ABD istihbarat kurumları, İran’ın henüz bir nükleer silah programına başlamadığını kabul etmekle birlikte, “istediğinde nükleer cihaz üretme kapasitesine ulaşması için gerekli adımlar attığını” değerlendirmektedir.
KRİTİK NÜKLEER TESİSLER VE SİNIR DELİCİLER
İran’ın Natanz nükleer tesisi, ülkenin ana uranyum zenginleştirme merkezi olarak öne çıkmaktadır. Bu tesis, başkent Tahran’ın yaklaşık 220 kilometre güneydoğusunda yer almakta ve ABD ve İsrail’in haziran ayında hedef aldığı noktalardan birisidir. IAEA’ya göre, İsrail bu tesisin yüzey kısmını vurmadan önce, uranyum yüzde 60 saflığa kadar zenginleştirilmiş durumdaydı ki bu da silah sınıfı için çok yakın bir seviyedir.
Tesisin bir kısım bölümleri, hava saldırılarına karşı koruma sağlamak için yeraltına inşa edilmiştir.
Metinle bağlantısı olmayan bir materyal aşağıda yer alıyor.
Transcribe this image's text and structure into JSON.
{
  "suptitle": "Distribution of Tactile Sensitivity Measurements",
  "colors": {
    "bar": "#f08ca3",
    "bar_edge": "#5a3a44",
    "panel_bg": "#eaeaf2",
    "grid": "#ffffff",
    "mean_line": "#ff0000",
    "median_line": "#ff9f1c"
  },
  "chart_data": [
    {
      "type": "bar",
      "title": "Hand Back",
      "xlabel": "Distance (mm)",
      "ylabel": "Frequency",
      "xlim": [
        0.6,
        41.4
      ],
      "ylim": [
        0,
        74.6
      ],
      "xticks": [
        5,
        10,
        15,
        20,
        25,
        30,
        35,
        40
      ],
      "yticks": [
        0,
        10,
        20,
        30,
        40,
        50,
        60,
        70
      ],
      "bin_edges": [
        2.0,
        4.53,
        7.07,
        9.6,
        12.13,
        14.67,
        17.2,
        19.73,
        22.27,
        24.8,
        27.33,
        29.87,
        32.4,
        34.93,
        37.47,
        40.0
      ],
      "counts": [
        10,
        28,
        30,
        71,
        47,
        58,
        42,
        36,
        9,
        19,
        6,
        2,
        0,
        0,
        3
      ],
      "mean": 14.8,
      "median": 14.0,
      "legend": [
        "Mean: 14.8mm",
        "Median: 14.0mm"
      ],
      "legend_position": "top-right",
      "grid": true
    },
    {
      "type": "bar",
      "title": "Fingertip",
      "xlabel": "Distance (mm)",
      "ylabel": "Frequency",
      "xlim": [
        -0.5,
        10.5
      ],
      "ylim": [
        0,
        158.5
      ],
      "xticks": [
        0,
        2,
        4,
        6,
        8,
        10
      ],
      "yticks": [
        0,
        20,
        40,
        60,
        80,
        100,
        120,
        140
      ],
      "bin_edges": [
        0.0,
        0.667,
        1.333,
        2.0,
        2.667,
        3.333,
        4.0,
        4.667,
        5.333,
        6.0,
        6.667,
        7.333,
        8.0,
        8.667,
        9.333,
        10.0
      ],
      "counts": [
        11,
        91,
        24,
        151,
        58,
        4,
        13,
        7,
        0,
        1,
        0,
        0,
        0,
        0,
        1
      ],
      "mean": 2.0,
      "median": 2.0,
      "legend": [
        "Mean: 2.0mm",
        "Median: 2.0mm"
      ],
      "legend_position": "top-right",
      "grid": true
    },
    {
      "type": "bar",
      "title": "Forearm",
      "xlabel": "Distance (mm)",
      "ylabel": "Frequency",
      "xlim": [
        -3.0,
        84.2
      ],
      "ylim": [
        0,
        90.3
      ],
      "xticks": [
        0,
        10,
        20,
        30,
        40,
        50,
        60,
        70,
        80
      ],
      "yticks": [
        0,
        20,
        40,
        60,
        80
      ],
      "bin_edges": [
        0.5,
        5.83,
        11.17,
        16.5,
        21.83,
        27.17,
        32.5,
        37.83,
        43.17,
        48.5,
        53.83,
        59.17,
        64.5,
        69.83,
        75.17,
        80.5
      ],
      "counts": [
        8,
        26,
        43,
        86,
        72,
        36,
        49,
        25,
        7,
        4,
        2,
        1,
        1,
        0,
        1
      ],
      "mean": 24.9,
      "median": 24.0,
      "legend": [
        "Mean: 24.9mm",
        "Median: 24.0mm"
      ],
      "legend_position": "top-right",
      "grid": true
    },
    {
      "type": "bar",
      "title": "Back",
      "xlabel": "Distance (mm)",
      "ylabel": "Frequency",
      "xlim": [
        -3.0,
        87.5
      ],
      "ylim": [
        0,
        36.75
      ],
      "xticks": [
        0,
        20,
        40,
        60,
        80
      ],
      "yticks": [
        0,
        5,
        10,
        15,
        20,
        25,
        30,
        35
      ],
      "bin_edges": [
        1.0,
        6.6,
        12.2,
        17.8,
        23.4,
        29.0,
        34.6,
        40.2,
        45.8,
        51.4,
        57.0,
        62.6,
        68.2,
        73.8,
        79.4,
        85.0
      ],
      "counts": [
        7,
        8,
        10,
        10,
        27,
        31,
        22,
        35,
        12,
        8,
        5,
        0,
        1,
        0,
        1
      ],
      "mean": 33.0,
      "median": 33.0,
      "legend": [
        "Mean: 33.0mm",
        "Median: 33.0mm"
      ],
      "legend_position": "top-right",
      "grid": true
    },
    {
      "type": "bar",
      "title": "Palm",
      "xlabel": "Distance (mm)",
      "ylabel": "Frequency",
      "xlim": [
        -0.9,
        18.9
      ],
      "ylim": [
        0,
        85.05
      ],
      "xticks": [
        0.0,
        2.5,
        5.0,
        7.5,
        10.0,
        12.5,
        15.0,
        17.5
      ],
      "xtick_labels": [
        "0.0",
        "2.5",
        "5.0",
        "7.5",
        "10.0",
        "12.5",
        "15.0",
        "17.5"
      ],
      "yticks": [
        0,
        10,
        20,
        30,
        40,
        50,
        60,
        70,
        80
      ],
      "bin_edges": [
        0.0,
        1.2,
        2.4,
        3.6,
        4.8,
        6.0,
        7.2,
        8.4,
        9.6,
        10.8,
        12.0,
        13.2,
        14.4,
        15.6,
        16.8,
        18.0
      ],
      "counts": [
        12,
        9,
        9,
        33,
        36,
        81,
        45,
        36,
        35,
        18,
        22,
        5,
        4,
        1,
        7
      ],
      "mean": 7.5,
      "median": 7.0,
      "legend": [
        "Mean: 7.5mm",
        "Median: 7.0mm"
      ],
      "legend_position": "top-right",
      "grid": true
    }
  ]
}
Uranyumu daha hızlı zenginleştirmek için çalışan çok sayıda “kaskad” sistemine sahip olan tesis, İAEA’nın iddialarına göre birçok santrifüjün, bu tesise yönelik elektrik akımını kesen İsrail saldırısı sonucunda tahrip olduğunu düşünmektedir. Ayrıca, ABD’nin de tarlada sığınak delici bombalar kullanarak büyük hasarlar verdiği bildirilmektedir.
İran’ın Fordo nükleer zenginleştirme tesisi de benzer bir şekilde ABD’nin hedefi oldu; bu tesis, Tahran’ın yaklaşık 100 kilometre güneybatısında yer almaktadır. ABD, Isfahan Nükleer Teknoloji tesisini ise daha küçük mühimmatlar ile vurdu. İsrail, Arak ağır su reaktörü dahil olmak üzere nükleer program ile ilişkili diğer tesisleri de hedef almaktan kaçınmadı.